Before the Iraq war, WHIG “promoted the view that [Saddam] Hussein had weapons of mass destruction and was seeking more,” the Los Angeles Times reported on August 25. The Post similarly noted that one of the themes touted by WHIG was the alleged nuclear threat posed by Iraq: WHIG “ordered a series of white papers” during the early days of its operation, the first of which was titled “A Grave and Gathering Danger: Saddam Hussein's Quest for Nuclear Weapons.” WHIG has become a focus of special counsel Patrick J. Fitzgerald's investigation into the leak of CIA operative Valerie Plame's identity, the Journal reported, because "[t]he group likely would have played a significant role in responding to [former ambassador Joseph C. Wilson IV's] claims" that the Bush administration twisted intelligence in the run-up to the Iraq war.

Carlson made his baseless claim in response to remarks by Bob Shrum, a Hardball political analyst, Democratic strategist, and New York University senior fellow, who alleged that the Bush administration's current political troubles were due in part to Rove's involvement in major policy decisions.
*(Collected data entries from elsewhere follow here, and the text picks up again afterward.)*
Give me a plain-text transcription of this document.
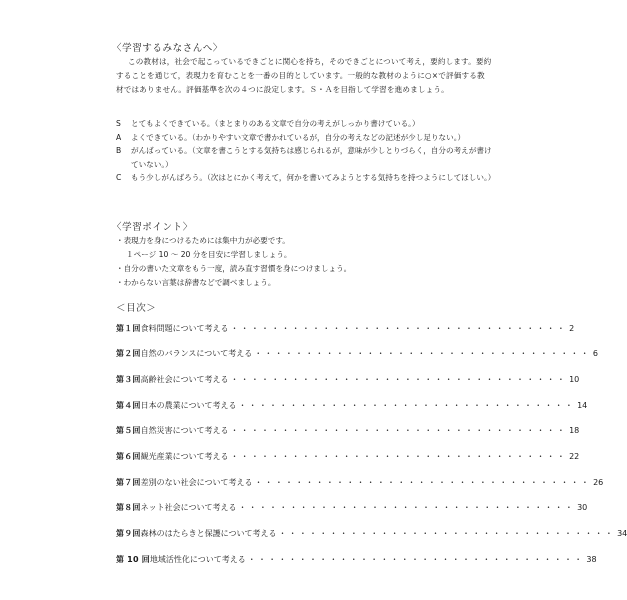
〈学習するみなさんへ〉

この教材は，社会で起こっているできごとに関心を持ち，そのできごとについて考え，要約します。要約することを通じて，表現力を育むことを一番の目的としています。一般的な教材のように○×で評価する教材ではありません。評価基準を次の４つに設定します。Ｓ・Ａを目指して学習を進めましょう。

S	とてもよくできている。（まとまりのある文章で自分の考えがしっかり書けている。）
A	よくできている。（わかりやすい文章で書かれているが，自分の考えなどの記述が少し足りない。）
B	がんばっている。（文章を書こうとする気持ちは感じられるが，意味が少しとりづらく，自分の考えが書けていない。）
C	もう少しがんばろう。（次はとにかく考えて，何かを書いてみようとする気持ちを持つようにしてほしい。）
〈学習ポイント〉
・表現力を身につけるためには集中力が必要です。
１ページ 10 ～ 20 分を目安に学習しましょう。
・自分の書いた文章をもう一度，読み直す習慣を身につけましょう。
・わからない言葉は辞書などで調べましょう。
＜目次＞
第１回 食料問題について考える ・・・・・・・・・・・・・・・・・・・・・・・・・・・・・・・・・ 2
第２回 自然のバランスについて考える ・・・・・・・・・・・・・・・・・・・・・・・・・・・・・・・・・ 6
第３回 高齢社会について考える ・・・・・・・・・・・・・・・・・・・・・・・・・・・・・・・・・ 10
第４回 日本の農業について考える ・・・・・・・・・・・・・・・・・・・・・・・・・・・・・・・・・ 14
第５回 自然災害について考える ・・・・・・・・・・・・・・・・・・・・・・・・・・・・・・・・・ 18
第６回 観光産業について考える ・・・・・・・・・・・・・・・・・・・・・・・・・・・・・・・・・ 22
第７回 差別のない社会について考える ・・・・・・・・・・・・・・・・・・・・・・・・・・・・・・・・・ 26
第８回 ネット社会について考える ・・・・・・・・・・・・・・・・・・・・・・・・・・・・・・・・・ 30
第９回 森林のはたらきと保護について考える ・・・・・・・・・・・・・・・・・・・・・・・・・・・・・・・・・ 34
第 10 回 地域活性化について考える ・・・・・・・・・・・・・・・・・・・・・・・・・・・・・・・・・ 38
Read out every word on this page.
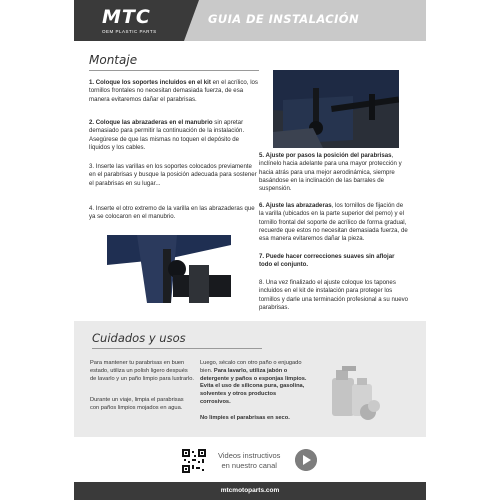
MTC
OEM PLASTIC PARTS
GUIA DE INSTALACIÓN
Montaje
1. Coloque los soportes incluidos en el kit en el acrílico, los tornillos frontales no necesitan demasiada fuerza, de esa manera evitaremos dañar el parabrisas.
2. Coloque las abrazaderas en el manubrio sin apretar demasiado para permitir la continuación de la instalación. Asegúrese de que las mismas no toquen el depósito de líquidos y los cables.
3. Inserte las varillas en los soportes colocados previamente en el parabrisas y busque la posición adecuada para sostener el parabrisas en su lugar...
4. Inserte el otro extremo de la varilla en las abrazaderas que ya se colocaron en el manubrio.
5. Ajuste por pasos la posición del parabrisas, inclínelo hacia adelante para una mayor protección y hacia atrás para una mejor aerodinámica, siempre basándose en la inclinación de las barrales de suspensión.
6. Ajuste las abrazaderas, los tornillos de fijación de la varilla (ubicados en la parte superior del perno) y el tornillo frontal del soporte de acrílico de forma gradual, recuerde que estos no necesitan demasiada fuerza, de esa manera evitaremos dañar la pieza.
7. Puede hacer correcciones suaves sin aflojar todo el conjunto.
8. Una vez finalizado el ajuste coloque los tapones incluidos en el kit de instalación para proteger los tornillos y darle una terminación profesional a su nuevo parabrisas.
Cuidados y usos
Para mantener tu parabrisas en buen estado, utiliza un polish ligero después de lavarlo y un paño limpio para lustrarlo.
Durante un viaje, limpia el parabrisas con paños limpios mojados en agua.
Luego, sécalo con otro paño o enjugado bien. Para lavarlo, utiliza jabón o detergente y paños o esponjas limpios. Evita el uso de silicona pura, gasolina, solventes y otros productos corrosivos.
No limpies el parabrisas en seco.
Videos instructivos
en nuestro canal
mtcmotoparts.com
From the October 26 edition of MSNBC's Hardball with Chris Matthews:

MATTHEWS (host): Is Iraq the name for his [Bush's] pain and not all these other issues, Bob?

SHRUM: Well, sure.

[...]

SHRUM: I actually think the other route, the other original sin here, is taking someone like Karl Rove, who is a political operative, giving him that much power in the White House, because in this case, Bush's brain was stupid, and he may have been felonious.

[...]

SHRUM: I just don't -- look, what happened here was that the tactics of the political campaign were moved into the governing process to help mislead the country into war. I don't know whether it's going to be indictable in a court of law -- we're going to know that in a day or two. But it will be indicted in the high court of history.
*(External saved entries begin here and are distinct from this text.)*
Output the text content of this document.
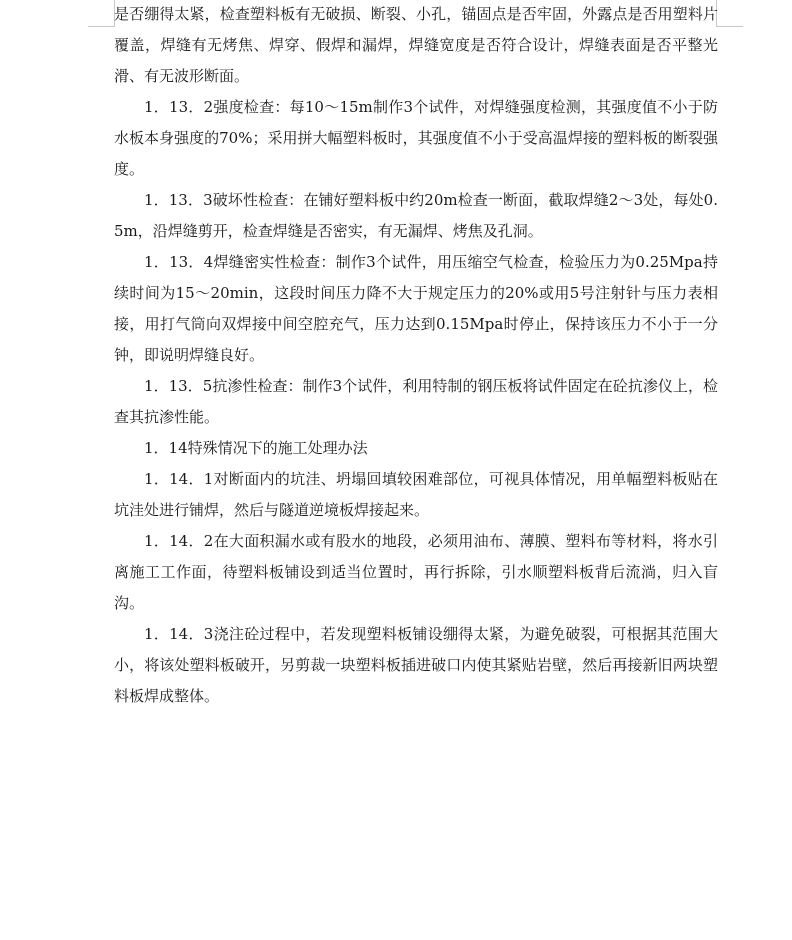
是否绷得太紧，检查塑料板有无破损、断裂、小孔，锚固点是否牢固，外露点是否用塑料片覆盖，焊缝有无烤焦、焊穿、假焊和漏焊，焊缝宽度是否符合设计，焊缝表面是否平整光滑、有无波形断面。

1．13．2强度检查：每10～15m制作3个试件，对焊缝强度检测，其强度值不小于防水板本身强度的70%；采用拼大幅塑料板时，其强度值不小于受高温焊接的塑料板的断裂强度。

1．13．3破坏性检查：在铺好塑料板中约20m检查一断面，截取焊缝2～3处，每处0.5m，沿焊缝剪开，检查焊缝是否密实，有无漏焊、烤焦及孔洞。

1．13．4焊缝密实性检查：制作3个试件，用压缩空气检查，检验压力为0.25Mpa持续时间为15～20min，这段时间压力降不大于规定压力的20%或用5号注射针与压力表相接，用打气筒向双焊接中间空腔充气，压力达到0.15Mpa时停止，保持该压力不小于一分钟，即说明焊缝良好。

1．13．5抗渗性检查：制作3个试件，利用特制的钢压板将试件固定在砼抗渗仪上，检查其抗渗性能。

1．14特殊情况下的施工处理办法

1．14．1对断面内的坑洼、坍塌回填较困难部位，可视具体情况，用单幅塑料板贴在坑洼处进行铺焊，然后与隧道逆境板焊接起来。

1．14．2在大面积漏水或有股水的地段，必须用油布、薄膜、塑料布等材料，将水引离施工工作面，待塑料板铺设到适当位置时，再行拆除，引水顺塑料板背后流淌，归入盲沟。

1．14．3浇注砼过程中，若发现塑料板铺设绷得太紧，为避免破裂，可根据其范围大小，将该处塑料板破开，另剪裁一块塑料板插进破口内使其紧贴岩壁，然后再接新旧两块塑料板焊成整体。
CARLSON: I don't think that's entirely fair. I think it's fair to say that Karl Rove has been far too political in the appointment process. He's deeply, and has been since day one, involved in who gets appointed to what. And that's probably a bad thing, and I've seen example after example that I think doesn't serve the public very well. But you have to concede, simply because it's true, that Rove wasn't in charge of selling the Iraq war. In fact, he actually has been on the other side of that divide. It's, I think, more the vice president's office that was involved in planning the war and in explaining it and selling it to the American people. So I don't think Rove -- I mean, this is one thing you can't say about Rove, that Iraq is his fault. I don't think it is.